By Howard Altman
Many people are troubled by the prospect of a long-term houseguest.
But not at the Tampa Palms home of Ty and Anna Edwards.
That's because the future houseguest is a man Edwards has been trying to bring into the country for the last four years.
The man who saved his life.
"I am just ecstatic," said Edwards, 43, a retired Marine lieutenant colonel, in a telephone interview Thursday afternoon. "It has been such a long time."
On Wednesday, Edwards, who now uses a wheelchair after being paralyzed by a Taliban bullet on Oct. 18, 2008, received an email from Afghanistan. It was sent by his former interpreter, called "Farhad" here because of concerns about the safety of he and his family.
"Brother," Farhad wrote to Edwards. "Went to the Embassy today and picked up my visa. I am going to travel agency tonight and book my tickets..."
Now it looks like Farhad will arrive in the U.S. almost five years to the day since he helped save Edwards' life.
For Edwards, the message from Kabul announced the culmination of years of hard work. Though wounded and suffering from traumatic brain injury, Edwards spent many hours during a difficult convalescence making phone calls, writing letters and sending emails to friends, colleagues, and those in a position to help, like members of his Congressional delegation.
Farhad received a medal for repeatedly risking his life to help save Edwards by dodging enemy fire and using his own body to shield his wounded commander. In 2009, Farhad applied for two special immigrant visas under the Afghan Allies Protection Act, one for interpreters and one for those who worked for the U.S. government.
Farhad, now 30, received approval for his request from the chief of mission in Kabul nearly two years ago. His brother, also an interpreter, was already approved and came to the United States and enlisted in the Army.
Late last month, after several calls and emails from The Tribune to Congressmembers and the State Department, Farhad received a letter from the embassy saying the administrative process is "almost done." But despite all that, and the campaign by Edwards -- with help from retired Marine Corps Maj. Gen. J.D. Lynch, Sen. Bill Nelson, Rep. Dennis Ross and Mark Van Trees of Support Our Troops -- Farhad was still stuck in Kabul.
That seemed to change Wednesday, with news that his visa was approved.
The State Department doesn't comment on individual cases. But Farhad was happy to talk.
"I was very excited and seemed unbelievable when saw my visa," Farhad wrote Thursday in an email from Kabul. "I feel great but worried about my family, specially my mom, She is suffering from stroke for the last four months.

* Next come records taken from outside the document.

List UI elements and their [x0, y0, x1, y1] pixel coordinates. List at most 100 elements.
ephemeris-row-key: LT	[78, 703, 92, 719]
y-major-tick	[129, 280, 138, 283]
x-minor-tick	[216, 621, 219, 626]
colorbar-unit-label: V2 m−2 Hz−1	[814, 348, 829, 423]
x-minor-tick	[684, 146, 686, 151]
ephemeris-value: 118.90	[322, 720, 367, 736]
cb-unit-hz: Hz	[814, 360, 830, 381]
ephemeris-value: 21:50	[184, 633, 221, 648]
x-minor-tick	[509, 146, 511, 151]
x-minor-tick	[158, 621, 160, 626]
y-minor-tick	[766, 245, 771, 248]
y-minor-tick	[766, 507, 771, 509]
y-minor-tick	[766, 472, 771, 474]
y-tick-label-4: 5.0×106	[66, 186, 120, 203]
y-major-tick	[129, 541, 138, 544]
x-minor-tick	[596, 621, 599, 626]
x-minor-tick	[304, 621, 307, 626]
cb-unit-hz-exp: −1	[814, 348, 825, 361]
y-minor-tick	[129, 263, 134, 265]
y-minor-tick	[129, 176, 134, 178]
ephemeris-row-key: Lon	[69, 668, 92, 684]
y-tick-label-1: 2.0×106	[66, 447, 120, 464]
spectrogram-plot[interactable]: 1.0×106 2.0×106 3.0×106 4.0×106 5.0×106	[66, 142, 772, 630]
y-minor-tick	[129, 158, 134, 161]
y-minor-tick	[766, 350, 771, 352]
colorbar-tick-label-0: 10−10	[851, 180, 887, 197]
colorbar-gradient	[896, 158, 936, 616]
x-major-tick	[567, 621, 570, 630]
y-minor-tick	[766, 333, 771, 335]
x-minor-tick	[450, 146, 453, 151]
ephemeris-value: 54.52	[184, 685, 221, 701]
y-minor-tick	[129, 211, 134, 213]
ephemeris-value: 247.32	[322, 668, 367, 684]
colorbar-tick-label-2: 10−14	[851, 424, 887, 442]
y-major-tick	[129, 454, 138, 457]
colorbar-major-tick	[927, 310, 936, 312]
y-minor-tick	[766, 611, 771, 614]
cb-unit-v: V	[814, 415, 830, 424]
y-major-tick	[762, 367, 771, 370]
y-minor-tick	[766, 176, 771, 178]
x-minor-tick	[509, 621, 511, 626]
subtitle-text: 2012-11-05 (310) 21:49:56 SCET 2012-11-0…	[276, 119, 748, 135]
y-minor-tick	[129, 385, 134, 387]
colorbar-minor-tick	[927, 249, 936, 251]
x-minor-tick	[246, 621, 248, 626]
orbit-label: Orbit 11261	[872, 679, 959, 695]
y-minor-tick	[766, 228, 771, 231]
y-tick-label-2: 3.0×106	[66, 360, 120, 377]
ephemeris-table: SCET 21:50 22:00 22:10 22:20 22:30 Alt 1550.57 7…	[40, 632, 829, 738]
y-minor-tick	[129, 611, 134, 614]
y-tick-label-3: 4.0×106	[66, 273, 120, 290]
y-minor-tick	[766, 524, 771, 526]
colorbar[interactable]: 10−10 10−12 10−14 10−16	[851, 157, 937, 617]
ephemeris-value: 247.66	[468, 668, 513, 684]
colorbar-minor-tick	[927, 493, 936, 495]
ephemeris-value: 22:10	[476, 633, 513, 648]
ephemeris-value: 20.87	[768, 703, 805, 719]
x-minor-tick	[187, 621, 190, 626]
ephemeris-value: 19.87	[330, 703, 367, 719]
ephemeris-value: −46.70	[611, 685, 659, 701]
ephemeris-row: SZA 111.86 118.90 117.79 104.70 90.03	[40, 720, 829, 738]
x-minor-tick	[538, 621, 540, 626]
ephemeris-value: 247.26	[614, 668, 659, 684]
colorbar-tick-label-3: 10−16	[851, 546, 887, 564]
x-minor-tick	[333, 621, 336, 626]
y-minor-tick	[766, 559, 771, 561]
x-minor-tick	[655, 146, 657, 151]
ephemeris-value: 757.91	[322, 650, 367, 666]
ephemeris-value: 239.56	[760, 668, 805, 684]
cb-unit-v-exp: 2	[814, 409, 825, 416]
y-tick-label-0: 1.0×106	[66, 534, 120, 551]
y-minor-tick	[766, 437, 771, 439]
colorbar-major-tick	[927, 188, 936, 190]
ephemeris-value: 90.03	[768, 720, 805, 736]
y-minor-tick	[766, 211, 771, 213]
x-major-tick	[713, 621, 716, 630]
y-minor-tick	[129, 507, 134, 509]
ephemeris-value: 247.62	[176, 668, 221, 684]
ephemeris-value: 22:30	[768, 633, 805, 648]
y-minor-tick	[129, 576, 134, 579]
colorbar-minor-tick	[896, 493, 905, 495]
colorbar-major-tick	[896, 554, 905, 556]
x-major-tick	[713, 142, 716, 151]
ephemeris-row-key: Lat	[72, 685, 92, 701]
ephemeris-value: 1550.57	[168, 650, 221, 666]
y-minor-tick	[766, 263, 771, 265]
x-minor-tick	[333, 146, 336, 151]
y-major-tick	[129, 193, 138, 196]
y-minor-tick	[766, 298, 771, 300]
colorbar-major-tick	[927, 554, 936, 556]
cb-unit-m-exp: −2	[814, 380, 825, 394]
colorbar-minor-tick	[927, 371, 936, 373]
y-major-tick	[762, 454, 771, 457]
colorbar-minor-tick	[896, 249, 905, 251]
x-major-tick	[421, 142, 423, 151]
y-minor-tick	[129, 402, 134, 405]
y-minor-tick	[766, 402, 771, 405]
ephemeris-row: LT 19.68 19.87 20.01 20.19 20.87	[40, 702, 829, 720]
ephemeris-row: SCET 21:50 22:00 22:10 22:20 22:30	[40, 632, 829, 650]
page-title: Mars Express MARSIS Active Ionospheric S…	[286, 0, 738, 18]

I am so thankful to all those military and civilian friends who has helped me in this process. I am feeling I am moving to the people whom are like family to me."
Though he has booked a ticket for Atlanta, where he will arrive next week to stay with his brother before coming to Tampa at the end of the month, Farhad has yet to tell his mother.
"Very few people knows about my visa," said Farhad, "I haven't told my mom yet because she will get sad and her blood pressure may go higher."
As of last month, while there were more than 8,000 visas available for Afghan interpreters, only about 1,200 had been granted. A similar program for Iraqi interpreters was just renewed by Congress.
Edwards and Farhad say that there seems to have been an increase of late in the number of interpreters being granted visas.
Edwards said that he and his cohorts have been working hard for years to make that happen.
"It was a team effort," he said.
He also cited the rash of negative publicity the State Department received over the delays, including inquiries from The Tribune, as a factor that contributed to Farhad getting his visa.
"I am willing to bet you had a lot to do with it, asking the questions, getting him on the priority list," said Edwards, angry that it took so much to bring someone into the country who did so much. "It is a shame it had to be like that."
Nelson and Ross, who both reached out to the State Department on Farhad's behalf, expressed happiness that he is finally on his way.
Farhad "risked his life to save Lt. Col. Edwards while he served in Afghanistan," said Ross. "After an arduously long process, I am so pleased to hear that (Farhad) has received his visa to come to the United States. This is fantastic news."
"Glad we could help someone who's helped America," said Nelson.
Edwards said Farhad, scheduled to arrive in Tampa at the end of the month, can stay as long as he likes. The medically retired Marine said he is also working his network to find a job for Farhad, who speaks fluent English, Dari, Pashtu and Urdo and possesses strong computer skills.
The Edwards family is already familiar with what it is like to have an Afghan adult move into their home.
In December, they temporarily took in another interpreter who was friends with Farhad.
"We are happy to do this," he said. "He saved my life."